La plus grande partie du film a été tournée dans les studios de Berliner Union Film. Et Dieu merci, car les avantages d'un studio sont évidents. Nous n'étions pas dérangés, nous n'étions pas impactés par la météo, etc. Nous avons également tourné pendant la pandémie, ne l'oubliez pas. Ce qui signifie que le studio offrait un autre avantage : il était bien sûr beaucoup plus facile d'organiser tous les tests en travaillant en studio que lorsque nous tournions en extérieur. Nous avons passé quatre ou cinq jours sur place, 

dans la villa. La plupart des acteurs connaissaient l'endroit, ils savaient où ils allaient. Nous n'avons filmé que les arrivées, les départs et deux ou trois scènes de dialogue sur place. Mais il était bien sûr très important d'inclure ce bâtiment, le lac, toute cette zone. Mais pour les acteurs, j'irais jusqu'à dire que ce n'était pas un problème, comparé au studio. 

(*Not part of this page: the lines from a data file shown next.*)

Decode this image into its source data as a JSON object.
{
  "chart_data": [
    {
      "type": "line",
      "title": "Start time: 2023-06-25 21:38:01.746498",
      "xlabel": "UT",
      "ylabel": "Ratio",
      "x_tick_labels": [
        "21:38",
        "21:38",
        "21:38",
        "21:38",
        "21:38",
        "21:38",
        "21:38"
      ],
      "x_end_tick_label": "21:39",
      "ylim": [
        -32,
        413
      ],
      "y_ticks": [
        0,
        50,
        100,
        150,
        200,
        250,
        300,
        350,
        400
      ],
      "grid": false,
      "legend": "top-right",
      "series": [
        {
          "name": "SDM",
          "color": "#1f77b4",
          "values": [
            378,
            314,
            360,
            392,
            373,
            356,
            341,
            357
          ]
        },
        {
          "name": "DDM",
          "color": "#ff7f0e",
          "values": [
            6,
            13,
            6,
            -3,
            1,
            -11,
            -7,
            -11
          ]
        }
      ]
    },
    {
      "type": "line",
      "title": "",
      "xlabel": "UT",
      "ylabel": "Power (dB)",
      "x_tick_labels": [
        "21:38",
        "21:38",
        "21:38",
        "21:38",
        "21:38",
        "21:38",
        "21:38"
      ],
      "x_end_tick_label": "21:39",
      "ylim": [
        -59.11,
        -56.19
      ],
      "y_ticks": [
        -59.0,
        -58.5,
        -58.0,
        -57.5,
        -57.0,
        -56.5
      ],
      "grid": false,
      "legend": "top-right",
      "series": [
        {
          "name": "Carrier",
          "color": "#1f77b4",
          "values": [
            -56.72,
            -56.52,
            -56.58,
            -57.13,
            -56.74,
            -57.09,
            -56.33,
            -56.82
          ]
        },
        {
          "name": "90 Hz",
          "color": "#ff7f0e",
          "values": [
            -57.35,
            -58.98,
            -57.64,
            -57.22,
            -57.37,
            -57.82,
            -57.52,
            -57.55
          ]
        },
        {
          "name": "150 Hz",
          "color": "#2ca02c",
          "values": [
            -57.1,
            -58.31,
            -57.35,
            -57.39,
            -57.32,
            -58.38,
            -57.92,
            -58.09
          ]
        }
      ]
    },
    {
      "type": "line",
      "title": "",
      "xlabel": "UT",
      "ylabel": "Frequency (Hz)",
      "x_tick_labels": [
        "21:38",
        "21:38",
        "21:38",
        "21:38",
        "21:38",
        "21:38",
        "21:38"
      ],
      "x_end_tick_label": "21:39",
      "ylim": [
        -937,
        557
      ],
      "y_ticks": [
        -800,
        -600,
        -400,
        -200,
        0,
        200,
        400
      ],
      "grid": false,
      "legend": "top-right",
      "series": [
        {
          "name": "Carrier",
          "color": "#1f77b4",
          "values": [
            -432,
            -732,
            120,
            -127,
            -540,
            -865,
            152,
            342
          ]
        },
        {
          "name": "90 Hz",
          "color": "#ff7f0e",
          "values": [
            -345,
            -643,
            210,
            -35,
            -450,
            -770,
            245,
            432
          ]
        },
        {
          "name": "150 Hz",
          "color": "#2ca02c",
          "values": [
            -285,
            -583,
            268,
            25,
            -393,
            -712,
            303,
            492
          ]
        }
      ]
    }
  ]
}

Quels critères avez-vous retenus lors du casting

Les protagonistes réels étaient relativement jeunes, l'âge moyen était de 42 ans. Heydrich avait 38 ans, Eichmann 35, Lange 32, je crois. Le plus âgé était, si je me souviens bien, Kritzinger, 51 ans. J'ai trouvé étonnant de voir à quel point ils étaient jeunes, à quelle vitesse ils avaient fait carrière dans cette période relativement courte de neuf ans depuis la prise du pouvoir en 1933. Mais pour moi, faire ce film, c'était raconter l'histoire de cet événement effroyable et inimaginable. Il s'agissait moins - et cela concerne bien sûr aussi le casting - de recréer la physionomie des protagonistes et d’en proposer une représentation naturaliste. Cela reste une fiction. Et pour le casting, j'ai bien sûr tenu compte du niveau de connaissances actuel et des documents que nous avions à notre disposition. En collaboration avec la directrice de casting Simone Bär et, bien sûr, après consultation des producteurs, c'est finalement l'intuition qui détermine le casting d'un film, et c'était également le cas ici. Il y avait 16 personnes, 15 hommes et une jeune femme. D’habitude, il y a un personnage principal - et pourtant, ici, ce n'est pas le cas : le personnage principal, c'est la conférence. Et l'interaction est très importante, il s’agit donc d’une performance d'ensemble. Cet ensemble devait fonctionner. 

Dans le film, le président de la réunion, le SS-Obergruppenführer Reinhard Heydrich, déclare : « ces messieurs doivent savoir à quoi ils ont participé. On ne dira pas qu'ils ne savaient pas. » C’est pour cette raison qu’un procès-verbal fut établi à l’époque. Dans quelle mesure le scénario est-il proche de ce procès-verbal ? 

Il ne s'agit jamais que d'un procès-verbal. Il existe des enregistrements d'autres réunions en rapport avec la Conférence de Wannsee. Mais même si l'on nous avait remis un compte-rendu in extenso de la réunion, un film demeure une fiction. Le choix des acteurs, les gestes, les expressions des visages, les intonations - tout cela procède de décisions prises par le réalisateur. Ce sont des décisions qui relèvent de la dramaturgie. Un film de fiction ne peut prétendre à la vérité. Pour moi, il s'agissait de raconter l'histoire de cet événement avec mes méthodes et mes outils.